References of Non-Commercial Software for IRT Analyses 1

References of Non-Commercial Software for IRT Analyses[1]

Nina Deng

University of Massachusetts Amherst

Please send any comments, updates, or corrections to () . Thank you very much for the support and I hope you find this brief report helpful!

A Computer Program for Simulation Evaluation of IRT Ability Estimators

Author: David Thissen

Source: http://eric.ed.gov/

Capabilities:

A computer program for simulation evaluation of item response theory (IRT) ability estimators.

Applicable Models:

Not mentioned.

Features:

§ Contains a program which graphs the robust simulation results.

§ Simulated in a unidimensional test.

§ Published in Nov. 1984 by ETS and restricted to microfiche of Education Resources Information Center (ERIC).

ADTEST

Authors: Javier Revuelta, Vicente Ponsoda, & Julio Olea.

Source: Applied Psychological Measurement, Vol. 17 No. 1, March 1993, p. 28.

Capabilities:

A program implements the computerized adaptive testing (CAT) algorithm based on three parameter logistic model.

Applicable Models:

The three-parameter logistic model.

Features:

§ Trait estimates are estimated by maximum likelihood , using the Newton-Raphson method.

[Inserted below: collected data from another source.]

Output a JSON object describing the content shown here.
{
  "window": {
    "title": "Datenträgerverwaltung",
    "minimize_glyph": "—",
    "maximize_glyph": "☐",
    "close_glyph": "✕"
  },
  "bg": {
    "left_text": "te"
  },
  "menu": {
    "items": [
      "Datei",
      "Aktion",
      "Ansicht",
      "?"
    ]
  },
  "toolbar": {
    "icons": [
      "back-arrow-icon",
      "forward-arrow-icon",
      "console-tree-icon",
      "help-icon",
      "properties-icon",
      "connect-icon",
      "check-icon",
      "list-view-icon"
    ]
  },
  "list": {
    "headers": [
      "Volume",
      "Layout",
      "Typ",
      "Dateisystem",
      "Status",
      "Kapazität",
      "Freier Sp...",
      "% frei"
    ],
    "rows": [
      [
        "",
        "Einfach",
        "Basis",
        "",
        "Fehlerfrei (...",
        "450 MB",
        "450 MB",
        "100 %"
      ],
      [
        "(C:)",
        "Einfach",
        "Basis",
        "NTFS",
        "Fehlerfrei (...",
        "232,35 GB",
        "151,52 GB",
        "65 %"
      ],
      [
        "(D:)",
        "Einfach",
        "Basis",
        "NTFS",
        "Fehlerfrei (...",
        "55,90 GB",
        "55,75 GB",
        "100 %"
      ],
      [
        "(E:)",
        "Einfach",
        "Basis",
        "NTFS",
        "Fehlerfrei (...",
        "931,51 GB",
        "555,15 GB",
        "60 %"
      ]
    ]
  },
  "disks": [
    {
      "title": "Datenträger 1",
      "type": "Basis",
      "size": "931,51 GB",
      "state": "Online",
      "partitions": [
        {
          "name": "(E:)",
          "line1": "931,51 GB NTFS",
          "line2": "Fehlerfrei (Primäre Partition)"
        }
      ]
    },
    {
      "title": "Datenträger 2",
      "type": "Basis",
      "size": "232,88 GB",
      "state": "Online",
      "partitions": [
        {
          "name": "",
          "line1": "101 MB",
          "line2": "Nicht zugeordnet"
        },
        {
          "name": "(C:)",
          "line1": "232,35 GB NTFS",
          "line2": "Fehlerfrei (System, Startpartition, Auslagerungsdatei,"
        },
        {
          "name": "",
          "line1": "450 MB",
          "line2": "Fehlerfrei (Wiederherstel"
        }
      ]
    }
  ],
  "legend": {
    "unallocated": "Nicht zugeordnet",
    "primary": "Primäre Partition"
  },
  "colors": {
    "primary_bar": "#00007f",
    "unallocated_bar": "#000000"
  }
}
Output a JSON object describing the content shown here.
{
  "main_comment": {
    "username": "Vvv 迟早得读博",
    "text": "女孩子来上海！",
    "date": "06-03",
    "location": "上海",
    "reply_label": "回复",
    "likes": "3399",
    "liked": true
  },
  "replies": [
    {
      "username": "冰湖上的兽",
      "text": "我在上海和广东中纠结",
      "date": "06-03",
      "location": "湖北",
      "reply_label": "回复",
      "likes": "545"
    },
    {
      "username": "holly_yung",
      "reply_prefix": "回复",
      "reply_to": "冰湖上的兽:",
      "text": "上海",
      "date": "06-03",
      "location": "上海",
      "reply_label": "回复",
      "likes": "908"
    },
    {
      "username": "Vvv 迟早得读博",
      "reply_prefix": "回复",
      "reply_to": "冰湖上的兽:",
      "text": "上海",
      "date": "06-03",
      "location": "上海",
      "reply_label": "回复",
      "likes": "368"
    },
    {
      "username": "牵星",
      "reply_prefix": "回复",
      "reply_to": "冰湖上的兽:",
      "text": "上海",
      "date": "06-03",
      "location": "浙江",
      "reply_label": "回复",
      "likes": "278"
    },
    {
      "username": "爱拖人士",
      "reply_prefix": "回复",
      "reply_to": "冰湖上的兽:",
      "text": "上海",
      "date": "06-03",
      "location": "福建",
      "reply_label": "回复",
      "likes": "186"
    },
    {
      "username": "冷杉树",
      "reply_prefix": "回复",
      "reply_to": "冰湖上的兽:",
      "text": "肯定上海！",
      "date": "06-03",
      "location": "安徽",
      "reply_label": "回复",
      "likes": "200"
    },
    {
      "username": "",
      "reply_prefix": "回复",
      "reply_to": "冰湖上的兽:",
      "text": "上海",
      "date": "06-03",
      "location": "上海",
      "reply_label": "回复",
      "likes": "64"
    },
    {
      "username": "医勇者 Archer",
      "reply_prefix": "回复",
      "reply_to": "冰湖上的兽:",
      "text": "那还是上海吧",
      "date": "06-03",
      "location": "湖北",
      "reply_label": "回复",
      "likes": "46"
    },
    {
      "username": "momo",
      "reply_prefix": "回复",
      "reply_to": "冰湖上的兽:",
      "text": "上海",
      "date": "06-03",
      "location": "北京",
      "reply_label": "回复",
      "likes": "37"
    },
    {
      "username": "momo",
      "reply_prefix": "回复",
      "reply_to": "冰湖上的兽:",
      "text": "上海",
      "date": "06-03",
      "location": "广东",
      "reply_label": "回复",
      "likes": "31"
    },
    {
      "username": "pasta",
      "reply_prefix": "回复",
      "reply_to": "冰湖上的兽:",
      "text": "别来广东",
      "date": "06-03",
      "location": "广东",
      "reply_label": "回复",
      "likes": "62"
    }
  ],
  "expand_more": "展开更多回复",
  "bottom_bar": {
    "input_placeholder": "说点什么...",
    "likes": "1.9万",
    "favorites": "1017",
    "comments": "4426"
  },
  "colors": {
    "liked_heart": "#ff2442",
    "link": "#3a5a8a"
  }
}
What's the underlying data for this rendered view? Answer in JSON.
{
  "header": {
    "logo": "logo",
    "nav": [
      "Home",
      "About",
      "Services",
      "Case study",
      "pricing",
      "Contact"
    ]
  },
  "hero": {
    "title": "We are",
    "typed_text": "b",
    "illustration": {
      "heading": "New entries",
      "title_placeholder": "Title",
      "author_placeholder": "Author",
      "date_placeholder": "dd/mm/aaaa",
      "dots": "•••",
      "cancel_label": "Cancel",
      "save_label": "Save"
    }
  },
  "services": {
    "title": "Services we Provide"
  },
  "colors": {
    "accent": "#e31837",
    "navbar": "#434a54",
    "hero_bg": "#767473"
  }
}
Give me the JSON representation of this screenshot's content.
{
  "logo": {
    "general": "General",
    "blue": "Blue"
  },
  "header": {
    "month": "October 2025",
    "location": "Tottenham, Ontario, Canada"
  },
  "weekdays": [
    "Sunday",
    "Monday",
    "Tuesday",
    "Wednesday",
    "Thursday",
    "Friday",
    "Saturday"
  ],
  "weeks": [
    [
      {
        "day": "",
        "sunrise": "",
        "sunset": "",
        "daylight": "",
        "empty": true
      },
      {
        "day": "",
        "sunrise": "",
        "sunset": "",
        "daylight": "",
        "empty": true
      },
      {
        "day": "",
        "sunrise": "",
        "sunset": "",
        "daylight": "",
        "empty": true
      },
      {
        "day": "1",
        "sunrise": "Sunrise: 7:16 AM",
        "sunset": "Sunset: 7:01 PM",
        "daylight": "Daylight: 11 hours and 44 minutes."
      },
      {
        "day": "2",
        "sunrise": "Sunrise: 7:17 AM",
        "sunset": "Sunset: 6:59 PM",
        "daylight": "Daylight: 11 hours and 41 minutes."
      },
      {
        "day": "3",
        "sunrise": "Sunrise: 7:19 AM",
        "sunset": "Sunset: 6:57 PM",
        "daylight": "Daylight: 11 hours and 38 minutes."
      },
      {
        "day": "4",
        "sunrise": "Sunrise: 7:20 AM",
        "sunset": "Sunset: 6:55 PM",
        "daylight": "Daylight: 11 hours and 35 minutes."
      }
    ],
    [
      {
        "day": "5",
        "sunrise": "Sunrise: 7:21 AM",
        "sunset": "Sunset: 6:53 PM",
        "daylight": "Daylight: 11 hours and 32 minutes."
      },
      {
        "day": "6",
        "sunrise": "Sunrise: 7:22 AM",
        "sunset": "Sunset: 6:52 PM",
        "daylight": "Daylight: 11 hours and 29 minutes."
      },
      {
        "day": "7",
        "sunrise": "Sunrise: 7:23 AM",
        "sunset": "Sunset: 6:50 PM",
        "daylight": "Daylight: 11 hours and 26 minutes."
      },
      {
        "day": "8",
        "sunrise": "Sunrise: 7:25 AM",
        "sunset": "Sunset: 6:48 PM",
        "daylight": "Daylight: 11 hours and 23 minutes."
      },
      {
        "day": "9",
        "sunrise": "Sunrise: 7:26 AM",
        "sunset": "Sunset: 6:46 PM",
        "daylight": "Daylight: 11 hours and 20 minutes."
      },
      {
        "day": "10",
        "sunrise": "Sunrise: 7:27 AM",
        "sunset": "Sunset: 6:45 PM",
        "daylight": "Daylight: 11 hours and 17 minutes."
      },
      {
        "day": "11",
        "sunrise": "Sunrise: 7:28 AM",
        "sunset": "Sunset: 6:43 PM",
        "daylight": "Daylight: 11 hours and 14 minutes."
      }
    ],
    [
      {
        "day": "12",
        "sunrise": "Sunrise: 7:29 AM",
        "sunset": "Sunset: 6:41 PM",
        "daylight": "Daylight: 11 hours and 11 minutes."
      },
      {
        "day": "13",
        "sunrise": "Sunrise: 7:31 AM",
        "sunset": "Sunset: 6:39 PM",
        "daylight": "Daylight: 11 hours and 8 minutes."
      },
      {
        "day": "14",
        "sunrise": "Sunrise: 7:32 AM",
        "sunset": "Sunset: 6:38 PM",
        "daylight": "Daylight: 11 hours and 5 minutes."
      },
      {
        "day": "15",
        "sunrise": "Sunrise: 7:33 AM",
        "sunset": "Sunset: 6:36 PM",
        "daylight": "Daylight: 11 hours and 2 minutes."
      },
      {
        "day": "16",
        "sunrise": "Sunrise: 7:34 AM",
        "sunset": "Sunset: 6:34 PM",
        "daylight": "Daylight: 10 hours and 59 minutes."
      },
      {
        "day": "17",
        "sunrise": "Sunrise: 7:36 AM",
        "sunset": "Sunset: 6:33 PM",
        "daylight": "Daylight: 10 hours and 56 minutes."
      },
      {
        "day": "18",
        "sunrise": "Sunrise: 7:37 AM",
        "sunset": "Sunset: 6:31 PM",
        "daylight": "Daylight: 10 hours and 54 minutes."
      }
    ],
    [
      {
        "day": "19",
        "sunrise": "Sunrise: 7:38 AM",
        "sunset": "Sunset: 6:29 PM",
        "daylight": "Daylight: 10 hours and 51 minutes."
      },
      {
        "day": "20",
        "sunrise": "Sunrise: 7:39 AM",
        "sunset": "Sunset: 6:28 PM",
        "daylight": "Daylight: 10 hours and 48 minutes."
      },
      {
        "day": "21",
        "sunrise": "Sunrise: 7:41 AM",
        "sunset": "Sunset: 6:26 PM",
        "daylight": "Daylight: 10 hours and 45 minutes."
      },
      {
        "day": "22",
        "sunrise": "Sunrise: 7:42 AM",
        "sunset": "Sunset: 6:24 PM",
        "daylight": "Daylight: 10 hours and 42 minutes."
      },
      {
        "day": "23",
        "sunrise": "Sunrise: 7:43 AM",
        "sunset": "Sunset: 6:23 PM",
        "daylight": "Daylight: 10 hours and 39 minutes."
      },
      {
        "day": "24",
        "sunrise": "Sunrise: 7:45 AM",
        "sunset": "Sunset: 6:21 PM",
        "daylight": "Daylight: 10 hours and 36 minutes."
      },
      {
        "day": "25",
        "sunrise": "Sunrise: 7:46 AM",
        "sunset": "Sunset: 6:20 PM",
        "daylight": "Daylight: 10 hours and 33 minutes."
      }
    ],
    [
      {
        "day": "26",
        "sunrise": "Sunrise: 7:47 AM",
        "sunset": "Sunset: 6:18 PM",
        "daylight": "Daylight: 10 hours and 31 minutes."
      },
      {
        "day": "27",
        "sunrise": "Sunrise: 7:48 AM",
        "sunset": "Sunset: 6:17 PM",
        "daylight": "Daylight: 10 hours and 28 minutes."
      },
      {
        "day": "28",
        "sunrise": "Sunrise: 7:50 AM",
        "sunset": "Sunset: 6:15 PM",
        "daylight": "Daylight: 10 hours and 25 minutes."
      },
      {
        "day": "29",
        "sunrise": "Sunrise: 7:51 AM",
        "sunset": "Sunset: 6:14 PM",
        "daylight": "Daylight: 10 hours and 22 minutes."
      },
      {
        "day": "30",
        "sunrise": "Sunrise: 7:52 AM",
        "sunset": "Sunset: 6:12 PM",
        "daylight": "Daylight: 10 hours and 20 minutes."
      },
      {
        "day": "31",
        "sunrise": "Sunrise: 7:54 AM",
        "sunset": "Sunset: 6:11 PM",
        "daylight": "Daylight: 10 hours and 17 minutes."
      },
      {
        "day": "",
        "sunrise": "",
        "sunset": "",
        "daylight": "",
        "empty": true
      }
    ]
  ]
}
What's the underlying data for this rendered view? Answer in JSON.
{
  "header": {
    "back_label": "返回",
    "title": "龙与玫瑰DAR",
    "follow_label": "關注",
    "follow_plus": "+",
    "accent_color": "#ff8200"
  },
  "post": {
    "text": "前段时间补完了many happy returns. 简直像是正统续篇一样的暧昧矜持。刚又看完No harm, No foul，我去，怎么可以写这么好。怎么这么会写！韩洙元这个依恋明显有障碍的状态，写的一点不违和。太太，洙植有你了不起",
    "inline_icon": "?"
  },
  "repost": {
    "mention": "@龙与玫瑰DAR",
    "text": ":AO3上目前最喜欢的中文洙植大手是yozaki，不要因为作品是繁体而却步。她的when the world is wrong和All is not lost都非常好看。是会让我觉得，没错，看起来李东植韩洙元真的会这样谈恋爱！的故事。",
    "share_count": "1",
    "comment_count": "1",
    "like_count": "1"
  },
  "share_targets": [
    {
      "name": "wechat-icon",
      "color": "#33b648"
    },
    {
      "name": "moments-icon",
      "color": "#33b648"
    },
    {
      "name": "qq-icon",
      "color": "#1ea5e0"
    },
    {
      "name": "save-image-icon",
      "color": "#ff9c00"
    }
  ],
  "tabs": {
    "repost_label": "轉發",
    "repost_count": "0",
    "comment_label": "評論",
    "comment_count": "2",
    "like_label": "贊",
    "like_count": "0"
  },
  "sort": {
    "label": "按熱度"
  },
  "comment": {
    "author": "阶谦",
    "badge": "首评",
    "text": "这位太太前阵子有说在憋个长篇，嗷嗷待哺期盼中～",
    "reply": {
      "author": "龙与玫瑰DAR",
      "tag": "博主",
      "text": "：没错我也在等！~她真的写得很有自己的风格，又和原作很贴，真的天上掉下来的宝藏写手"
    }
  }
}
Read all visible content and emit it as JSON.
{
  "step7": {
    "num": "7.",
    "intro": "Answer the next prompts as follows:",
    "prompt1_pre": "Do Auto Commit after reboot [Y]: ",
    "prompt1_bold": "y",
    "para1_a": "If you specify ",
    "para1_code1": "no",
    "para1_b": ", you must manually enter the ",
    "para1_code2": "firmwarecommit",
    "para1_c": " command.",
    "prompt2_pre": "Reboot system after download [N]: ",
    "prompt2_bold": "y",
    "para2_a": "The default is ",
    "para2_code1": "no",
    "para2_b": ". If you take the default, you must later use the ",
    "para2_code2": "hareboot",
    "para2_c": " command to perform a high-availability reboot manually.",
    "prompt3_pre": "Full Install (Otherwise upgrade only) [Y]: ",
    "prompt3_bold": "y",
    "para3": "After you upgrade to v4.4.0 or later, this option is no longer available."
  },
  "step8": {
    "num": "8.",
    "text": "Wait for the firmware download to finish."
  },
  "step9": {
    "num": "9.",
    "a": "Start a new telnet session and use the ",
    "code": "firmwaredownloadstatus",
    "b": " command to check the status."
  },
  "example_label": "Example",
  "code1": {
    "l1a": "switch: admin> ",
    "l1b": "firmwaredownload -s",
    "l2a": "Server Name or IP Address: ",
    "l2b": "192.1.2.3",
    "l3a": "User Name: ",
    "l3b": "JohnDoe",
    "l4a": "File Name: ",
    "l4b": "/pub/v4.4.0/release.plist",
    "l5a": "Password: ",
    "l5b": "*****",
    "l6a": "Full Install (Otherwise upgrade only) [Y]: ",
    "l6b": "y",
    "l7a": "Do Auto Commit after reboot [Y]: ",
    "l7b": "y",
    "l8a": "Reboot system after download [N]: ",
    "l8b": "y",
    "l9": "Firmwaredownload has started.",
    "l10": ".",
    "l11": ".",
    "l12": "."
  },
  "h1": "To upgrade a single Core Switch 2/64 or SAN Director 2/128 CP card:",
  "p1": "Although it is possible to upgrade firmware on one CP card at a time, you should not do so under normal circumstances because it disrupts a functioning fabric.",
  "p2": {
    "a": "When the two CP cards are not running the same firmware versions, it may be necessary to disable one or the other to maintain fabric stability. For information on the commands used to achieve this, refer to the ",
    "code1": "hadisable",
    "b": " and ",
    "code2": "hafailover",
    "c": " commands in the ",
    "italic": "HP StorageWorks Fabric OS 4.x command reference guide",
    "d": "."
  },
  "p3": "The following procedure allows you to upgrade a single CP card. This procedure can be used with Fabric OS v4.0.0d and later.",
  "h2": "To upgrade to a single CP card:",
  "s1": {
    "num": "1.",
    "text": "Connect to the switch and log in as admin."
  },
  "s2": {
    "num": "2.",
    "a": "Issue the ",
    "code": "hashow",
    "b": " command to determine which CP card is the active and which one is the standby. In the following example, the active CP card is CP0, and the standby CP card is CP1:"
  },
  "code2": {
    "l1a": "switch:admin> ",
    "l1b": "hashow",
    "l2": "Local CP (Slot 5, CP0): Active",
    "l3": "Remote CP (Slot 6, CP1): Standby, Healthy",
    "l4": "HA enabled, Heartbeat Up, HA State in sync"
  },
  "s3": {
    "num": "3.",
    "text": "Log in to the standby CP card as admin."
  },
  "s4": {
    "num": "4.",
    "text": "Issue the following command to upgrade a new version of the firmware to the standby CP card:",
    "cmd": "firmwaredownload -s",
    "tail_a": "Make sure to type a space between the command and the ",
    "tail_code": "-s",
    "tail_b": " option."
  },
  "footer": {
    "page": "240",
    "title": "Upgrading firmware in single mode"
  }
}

§ Data of each selected item, difference between stimulees’ estimates and true trait levels, and standard error of trait level estimation are provided.

§ Coded in Turbo Pascal 6.0 and work on PC-compatible computers.

ANALYSIS

Author: ReLabs Research Laboratories Ltd.

Source: http://www.relabs.org/pb/wp_37493a8c/wp_37493a8c.html

Capabilities:

A free program manages data and calibrates item and person parameters based on Rasch models.

Applicable Models:

Simple Logistic Rasch Model, Partial Credit Model, and Rating Scale Model.

Features:

§ User-friendly and Windows interfaced.

§ Allows users to import and export data to and from SPSS, Excel, Access, etc. Has many data management features.

§ Provides classical item descriptive statistics.

§ Compares the means of performance of different groups.

§ Produces graphs including ICCs and frequency charts.

BB-CLASS v 1.1

Author: Robert L. Brennan

Source: The University of Iowa,

http://www.education.uiowa.edu/casma/computer_programs.htm

Capabilities:

An ANSI C computer program that uses the beta-binomial model (and its

extensions) for classification consistency and accuracy based on Hanson

and Brennan (1990) and Livingston and Lewis (1995) procedures.

BIGSTEPS

Source: http://www.winsteps.com/bigsteps.htm

Capabilities:

A free DOS-based Rasch measurement program. It has most of the functionality of WINSTEPS, but lacks a Windows interface and recent enhancements. Its capacity is 3,000 items and 20,000 persons (cases).

BIRT

Author: Frank Baker

Source: http://edres.org/irt/baker/software.htm

Capabilities:

A software package that accompanies the Basics of Item Response Theory book while learning and reviewing item response theory.

Features:

§ Originally written in AppleBasic and later converted to Visual Basic 5.0. A bit old interface.

§ Runs under WINDOWS 95 +.

§ Requires the Visual Basic 5.0 run-time package, Msvbvm50.dll, and MSFLXGRD.OCX.

CIPE

Author: Michael J. Kolen

Source: Center for Advanced Studies in Measurement and Assessment, University

of Iowa.

http://www.education.uiowa.edu/casma/computer_programs.htm#equating

Capabilities:

Common item program for equating performs mean, linear, and

equipercentile equating in the common item nonequivalent groups design.

Features:

§ Implements the equating methods including Tucker mean (TMEAN), Levine mean for internal common items(LMEAN), Braun/Holland mean (BMEAN), Tucker linear (TLIN), Levine linear for internal common items (LLIN), Braun/Holland linear (BLIN), unsmoothed frequency estimation equipercentile (UNSMOOTHED), and smoothed frequency estimation equipercentile, with up to 8 different degrees of cubic spline smoothing.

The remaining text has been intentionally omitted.